Kamerin Quintero (2022) 5’11 guard, St Raymond High, AAU Team: CSA Elite – Quintero is a bona fide scorer. He has a point guard’s ball skills, but is so focused and gifted on getting the ball in the basket, he is probably likely to be an All-Conference player at the next level as being a second-touch guard. He is a smooth operating lefty, with both the body control and long ball ability to be un-guardable. He has the best kind of basket drives, simple, but lethal change-of-direction and/or stop-n-go hesitation moves. He stays very low with the ball in transition, which allows him to both change direction faster than the defense can and enables him to see the floor openings because his head is up and looking to do so.

 

Tavares Tuck (2022) 5’11 point guard, Amistad High (CT), AAU Team: Hoop Haven – Tuck is a disruptive force on defense. He enjoys both attacking the ball handler and baiting intercept-able passes when off the ball. Offensively, Tuck has much to offer as well. He has the ball on a string and a cross-over that is hard to stay in front of.  He is creative and athletic on the finish, including both off hand and wrong foot launch moves. After forcing his defender back on his heels, Tuck is confident in his ability to drain the under-contested three. He embarrassed defenders in the open floor.

 

Khalil Walker (2022) Palisades Prep, AAU Team: CSA Elite – “It’s his wing span that will kill ya…”  Walker loves to use his long arms and hustle to be an on-the-ball defensive nightmare.
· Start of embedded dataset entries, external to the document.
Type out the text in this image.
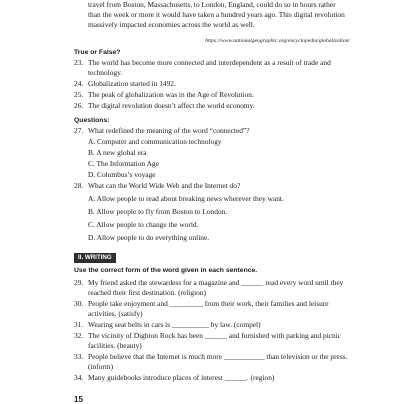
travel from Boston, Massachusetts, to London, England, could do so in hours rather than the week or more it would have taken a hundred years ago. This digital revolution massively impacted economies across the world as well.

https://www.nationalgeographic.org/encyclopedia/globalization/
True or False?
23. The world has become more connected and interdependent as a result of trade and technology.
24. Globalization started in 1492.
25. The peak of globalization was in the Age of Revolution.
26. The digital revolution doesn’t affect the world economy.
Questions:
27. What redefined the meaning of the word “connected”?
A. Computer and communication technology
B. A new global era
C. The Information Age
D. Columbus’s voyage
28. What can the World Wide Web and the Internet do?
A. Allow people to read about breaking news wherever they want.
B. Allow people to fly from Boston to London.
C. Allow people to change the world.
D. Allow people to do everything online.
II. WRITING
Use the correct form of the word given in each sentence.
29. My friend asked the stewardess for a magazine and ______ read every word until they reached their first destination. (religion)
30. People take enjoyment and _________ from their work, their families and leisure activities. (satisfy)
31. Wearing seat belts in cars is __________ by law. (compel)
32. The vicinity of Dighton Rock has been ______ and furnished with parking and picnic facilities. (beauty)
33. People believe that the Internet is much more ___________ than television or the press. (inform)
34. Many guidebooks introduce places of interest ______. (region)
15
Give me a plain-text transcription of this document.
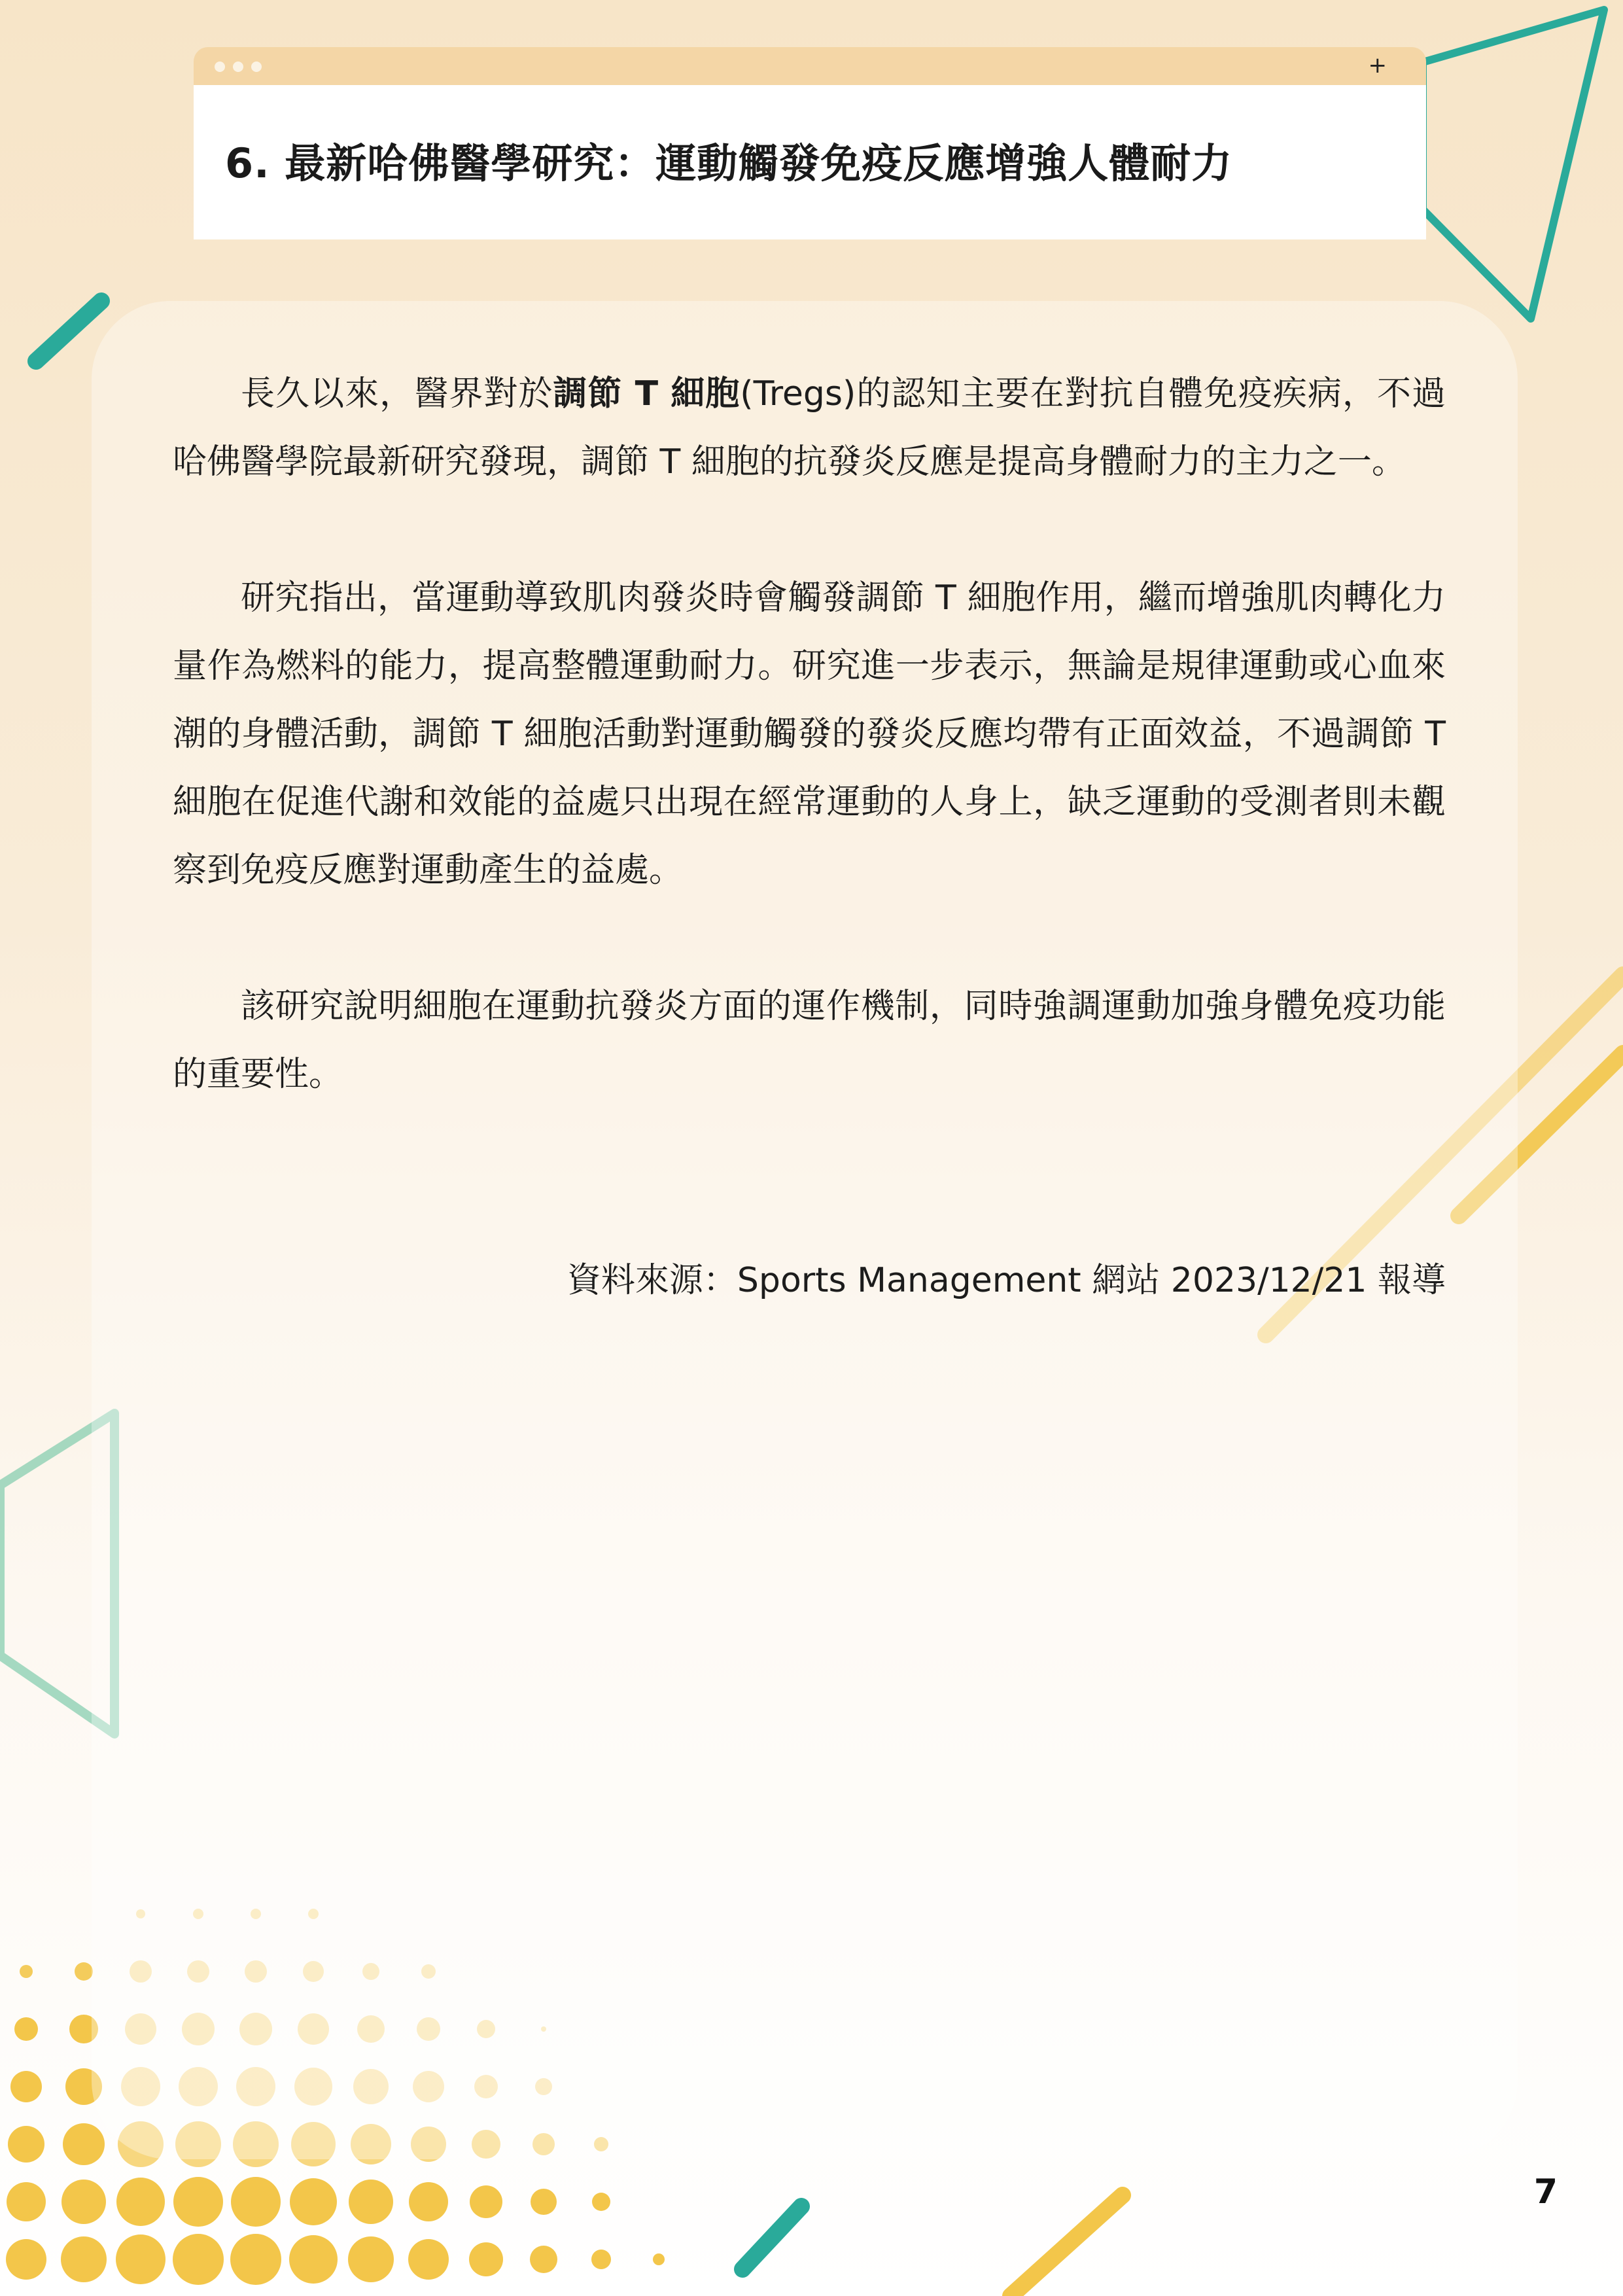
+
6. 最新哈佛醫學研究：運動觸發免疫反應增強人體耐力

長久以來，醫界對於調節 T 細胞(Tregs)的認知主要在對抗自體免疫疾病，不過哈佛醫學院最新研究發現，調節 T 細胞的抗發炎反應是提高身體耐力的主力之一。

研究指出，當運動導致肌肉發炎時會觸發調節 T 細胞作用，繼而增強肌肉轉化力量作為燃料的能力，提高整體運動耐力。研究進一步表示，無論是規律運動或心血來潮的身體活動，調節 T 細胞活動對運動觸發的發炎反應均帶有正面效益，不過調節 T 細胞在促進代謝和效能的益處只出現在經常運動的人身上，缺乏運動的受測者則未觀察到免疫反應對運動產生的益處。

該研究說明細胞在運動抗發炎方面的運作機制，同時強調運動加強身體免疫功能的重要性。

資料來源：Sports Management 網站 2023/12/21 報導
7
He is textbook is staying in his defensive stances. Those long arms and a good sense of how to use his body also helped him make space, score and draw fouls on his basket drives. He was very slippery in his off-the-ball play. A terrific operator in transition, he sees the gaps well and gets buckets for both himself and teammates.

 


2023’s

 

Danny Cruz (2023) – 5’11 guard, Cardinal Spellman High, AAU Team: CSA Elite - Cruz takes pride in his floor-burn game, a hard playing and relentless hustler. He loves being the ball-pressure offense-destroyer player on defense. He has an effective basket drive game, which is well set-up by his long ball threat. Consistent with that assessment, Cruz made it to the 3pt shooting contest finals.

 

Colin Vigeant (2023) 6’0 guard, Fairfield Warde High (CT), AAU Team: DTX – Vigeant has a soon-to-be-cured basketball ailment. A young, immature and un-muscled body. Veteran scouts understand how to look past that temporary condition, especially when the rest of a player’s game emanates discipline and commitment to excellence. He is a defensive clinic in terms of every detail, staying in a stance, moving his feet, hands-up, talking and playing the help lanes. He is very useful in the off-of the ball process, crafty with his slip-screens and relentless in his screen-away unselfishness.  His shooting form is promising,  a few hundred more hours in the practice gym seems destined to turn him into “an overnight sensation”  in the future.